Christopher Draper was born at Bebington, on the Wirral in Cheshire, England, into a family of five sons and two daughters. He became interested in flying in July 1909 when Louis Blériot flew across the English Channel. Unable to afford the £75 fee for pilot training, Draper wrote to his local MP, Joseph Hoult, who was an acquaintance of his father. Hoult provided Draper with £210 after making him promise not to tell anyone about the gift. On 9 October 1913, with a total of 3 hours 15 minutes of flying experience, he obtained Royal Aero Club Aviator’s Certificate No. 646 after flying a Grahame-White biplane at the Grahame-White Flying School at Hendon Aerodrome.
While trying to find a job flying, he learned from a cousin in the service that the Royal Navy was offering short service commissions to pilots with an Aviator’s Certificate.
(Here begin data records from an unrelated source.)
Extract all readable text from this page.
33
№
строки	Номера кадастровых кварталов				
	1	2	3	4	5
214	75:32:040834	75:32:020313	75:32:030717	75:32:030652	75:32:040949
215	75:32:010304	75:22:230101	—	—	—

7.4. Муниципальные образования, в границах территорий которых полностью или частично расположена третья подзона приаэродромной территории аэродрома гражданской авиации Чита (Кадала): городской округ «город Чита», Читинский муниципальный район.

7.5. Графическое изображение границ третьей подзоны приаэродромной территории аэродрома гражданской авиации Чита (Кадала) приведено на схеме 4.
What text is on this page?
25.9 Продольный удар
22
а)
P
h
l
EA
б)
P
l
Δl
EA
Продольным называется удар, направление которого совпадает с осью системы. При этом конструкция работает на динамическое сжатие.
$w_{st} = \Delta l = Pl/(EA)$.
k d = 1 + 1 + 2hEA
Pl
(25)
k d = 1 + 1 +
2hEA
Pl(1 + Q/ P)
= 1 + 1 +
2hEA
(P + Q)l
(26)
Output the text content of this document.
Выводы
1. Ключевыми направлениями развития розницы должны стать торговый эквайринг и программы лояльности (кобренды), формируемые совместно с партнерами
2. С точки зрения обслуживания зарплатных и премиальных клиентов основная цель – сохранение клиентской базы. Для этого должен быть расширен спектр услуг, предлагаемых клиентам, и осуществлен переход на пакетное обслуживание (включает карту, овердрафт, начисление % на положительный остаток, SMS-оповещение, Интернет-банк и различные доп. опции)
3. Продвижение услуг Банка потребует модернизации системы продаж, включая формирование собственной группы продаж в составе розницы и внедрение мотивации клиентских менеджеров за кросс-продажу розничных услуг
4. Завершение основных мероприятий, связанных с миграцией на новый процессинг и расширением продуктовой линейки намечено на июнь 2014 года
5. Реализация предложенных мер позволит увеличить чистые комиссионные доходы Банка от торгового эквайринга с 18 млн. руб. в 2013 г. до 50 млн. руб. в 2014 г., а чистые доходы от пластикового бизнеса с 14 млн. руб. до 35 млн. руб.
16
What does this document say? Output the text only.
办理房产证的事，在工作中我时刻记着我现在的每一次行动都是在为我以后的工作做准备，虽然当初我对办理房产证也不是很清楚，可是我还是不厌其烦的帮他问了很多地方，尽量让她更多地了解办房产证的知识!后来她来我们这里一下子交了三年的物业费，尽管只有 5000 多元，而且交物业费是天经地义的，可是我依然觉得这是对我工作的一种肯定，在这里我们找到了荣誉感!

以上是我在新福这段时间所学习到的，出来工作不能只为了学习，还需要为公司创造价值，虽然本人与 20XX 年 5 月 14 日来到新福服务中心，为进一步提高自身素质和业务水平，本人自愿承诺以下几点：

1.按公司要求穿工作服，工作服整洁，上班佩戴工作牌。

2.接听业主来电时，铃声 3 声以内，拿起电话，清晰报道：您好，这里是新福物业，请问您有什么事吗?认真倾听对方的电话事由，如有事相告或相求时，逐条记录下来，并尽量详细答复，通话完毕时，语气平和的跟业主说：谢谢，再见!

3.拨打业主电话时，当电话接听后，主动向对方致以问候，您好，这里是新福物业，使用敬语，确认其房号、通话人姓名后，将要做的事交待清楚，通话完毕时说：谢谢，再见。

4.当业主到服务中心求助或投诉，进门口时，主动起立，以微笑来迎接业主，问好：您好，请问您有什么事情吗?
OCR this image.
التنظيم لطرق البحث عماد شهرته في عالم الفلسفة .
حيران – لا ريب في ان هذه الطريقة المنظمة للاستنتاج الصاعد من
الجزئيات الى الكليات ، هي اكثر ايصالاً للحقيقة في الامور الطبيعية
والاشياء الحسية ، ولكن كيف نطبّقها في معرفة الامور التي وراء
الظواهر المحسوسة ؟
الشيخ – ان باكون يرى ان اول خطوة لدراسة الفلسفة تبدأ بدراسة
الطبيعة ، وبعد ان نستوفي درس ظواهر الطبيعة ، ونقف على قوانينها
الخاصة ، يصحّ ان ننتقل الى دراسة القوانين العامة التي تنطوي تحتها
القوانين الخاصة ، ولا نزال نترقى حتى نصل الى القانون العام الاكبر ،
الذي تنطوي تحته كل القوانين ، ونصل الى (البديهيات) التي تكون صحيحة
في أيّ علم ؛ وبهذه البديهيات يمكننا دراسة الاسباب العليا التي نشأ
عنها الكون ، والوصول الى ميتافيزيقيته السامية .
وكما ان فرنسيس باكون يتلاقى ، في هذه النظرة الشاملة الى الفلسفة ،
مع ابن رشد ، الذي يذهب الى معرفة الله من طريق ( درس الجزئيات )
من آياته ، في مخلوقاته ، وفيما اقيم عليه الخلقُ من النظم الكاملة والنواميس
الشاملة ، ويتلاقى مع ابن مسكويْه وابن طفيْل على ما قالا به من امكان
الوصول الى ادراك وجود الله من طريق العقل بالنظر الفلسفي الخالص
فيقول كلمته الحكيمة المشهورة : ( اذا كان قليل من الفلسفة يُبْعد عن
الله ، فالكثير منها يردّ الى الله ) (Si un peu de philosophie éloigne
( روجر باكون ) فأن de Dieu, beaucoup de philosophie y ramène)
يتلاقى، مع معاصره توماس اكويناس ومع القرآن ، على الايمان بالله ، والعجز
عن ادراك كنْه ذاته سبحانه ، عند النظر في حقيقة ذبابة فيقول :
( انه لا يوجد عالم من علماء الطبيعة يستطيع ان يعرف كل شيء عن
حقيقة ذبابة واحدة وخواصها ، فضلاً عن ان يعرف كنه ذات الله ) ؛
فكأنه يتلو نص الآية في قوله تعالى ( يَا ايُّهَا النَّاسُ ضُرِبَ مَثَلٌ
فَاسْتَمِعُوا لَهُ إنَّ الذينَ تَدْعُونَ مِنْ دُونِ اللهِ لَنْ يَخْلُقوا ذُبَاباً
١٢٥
After passing the medical Draper joined the Royal Naval Air Service on 27 January 1914 and was commissioned as a probationary sub-lieutenant, RNR.
From January to April 1914 he attended the fifth course at the Central Flying School. Also on the course were Hugh Dowding and Wilfrid Freeman while the instructors included John Tremayne Babington and John Salmond – all of whom were later Air Marshals. After passing his course, Draper was assigned to the Royal Naval Air Station at Eastchurch under the command of Commander Charles Rumney Samson. He was promoted to flight lieutenant in June, and on 20 July he was one of nine pilots who flew in the Naval Review at Spithead, the first review to include aircraft.
Spending the initial war years on Home Defence in Newcastle and Scotland, Draper initiated his liking for dare-devil exploits by flying a seaplane under one of the spans of the Firth of Tay bridge near Dundee. While based at Dundee, Draper was ordered to land an aeroplane on the green at St. Andrew’s golf course. He stopped right in front of the clubhouse.
On 28 June 1915 he was promoted to flight commander.